However, NZ Principals Federation president Paul Drummond said he had spent years telling people why teachers felt the information would not be credible.
"I can understand why people would be interested in this data. But the information is one-dimensional and you just cannot compare data from one school to another, because they have all measured the national standards differently.
"We're not afraid of assessment data being made available to parents.
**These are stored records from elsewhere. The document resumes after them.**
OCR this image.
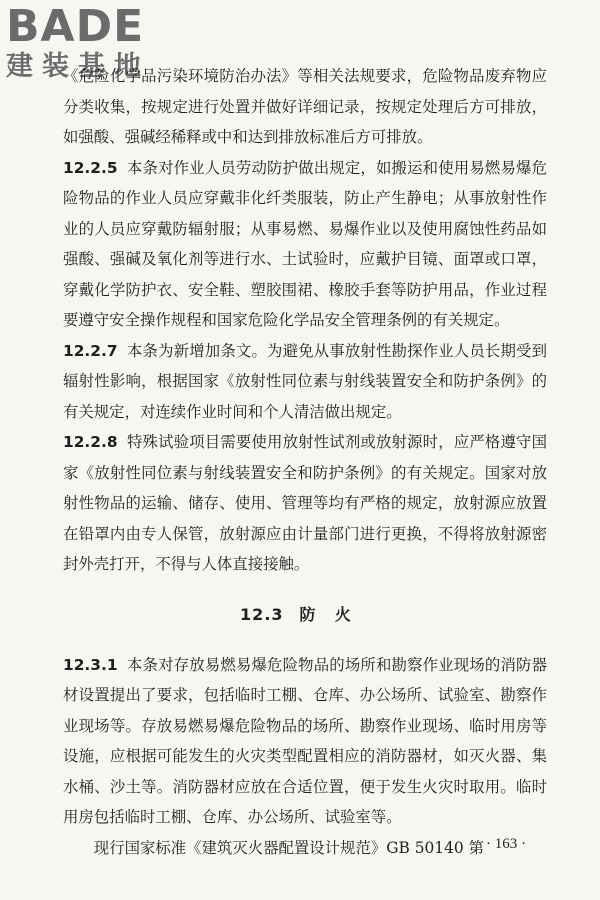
BADE
建装基地

《危险化学品污染环境防治办法》等相关法规要求，危险物品废弃物应分类收集，按规定进行处置并做好详细记录，按规定处理后方可排放，如强酸、强碱经稀释或中和达到排放标准后方可排放。

12.2.5 本条对作业人员劳动防护做出规定，如搬运和使用易燃易爆危险物品的作业人员应穿戴非化纤类服装，防止产生静电；从事放射性作业的人员应穿戴防辐射服；从事易燃、易爆作业以及使用腐蚀性药品如强酸、强碱及氧化剂等进行水、土试验时，应戴护目镜、面罩或口罩，穿戴化学防护衣、安全鞋、塑胶围裙、橡胶手套等防护用品，作业过程要遵守安全操作规程和国家危险化学品安全管理条例的有关规定。

12.2.7 本条为新增加条文。为避免从事放射性勘探作业人员长期受到辐射性影响，根据国家《放射性同位素与射线装置安全和防护条例》的有关规定，对连续作业时间和个人清洁做出规定。

12.2.8 特殊试验项目需要使用放射性试剂或放射源时，应严格遵守国家《放射性同位素与射线装置安全和防护条例》的有关规定。国家对放射性物品的运输、储存、使用、管理等均有严格的规定，放射源应放置在铅罩内由专人保管，放射源应由计量部门进行更换，不得将放射源密封外壳打开，不得与人体直接接触。

12.3 防火

12.3.1 本条对存放易燃易爆危险物品的场所和勘察作业现场的消防器材设置提出了要求，包括临时工棚、仓库、办公场所、试验室、勘察作业现场等。存放易燃易爆危险物品的场所、勘察作业现场、临时用房等设施，应根据可能发生的火灾类型配置相应的消防器材，如灭火器、集水桶、沙土等。消防器材应放在合适位置，便于发生火灾时取用。临时用房包括临时工棚、仓库、办公场所、试验室等。

现行国家标准《建筑灭火器配置设计规范》GB 50140 第 · 163 ·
Actually, it's the responsibility of the schools to let its community know how it is doing."
A total of 750 people from around the country were surveyed.
Mr Drummond said those in the 18-39 age bracket would most likely have a good understanding of NCEA data published by schools.
But it was a mistake to compare that information with national standards data put out by primary schools, as those children were younger, still developing and therefore still learning; while older students' ideas were very much developed by then.
The Ministry of Education is working with about 25 schools that did not send in data for last year.
Hikurangi Primary School principal Bruce Crawford said the school had long been against the implementation of national standards and had chosen to send in student results based on its own school's 2011 charter, rather than the national standards format.
"The ministry came back to us asking for it to be put in national standards format and we just thought, 'well no, sorry, we're not going to do that because it's ethically wrong'."
The school has since yielded and will start measuring students by national standards this year.
Mr Crawford said that because the school was in a decile-one area, students had to work harder to achieve. "Our people are working extraordinarily hard ... to make things work ... This data is just not a fair indication of how hard our kids work."
A former school principal who stepped down after pressure to implement national standards says ongoing issues with the system will eventually lead to its failure.
Louis Guy was the head of Auckland's New Windsor School for 22 years - 18 as principal - until he resigned at the end of last year.
Speaking to the Herald yesterday, Mr Guy said the release of schools' national standards information at the weekend meant that what he feared the most was already starting to happen. The data was "abusive against the parents and communities" because it deceived them into "thinking they can judge the schools reliably through very limited data".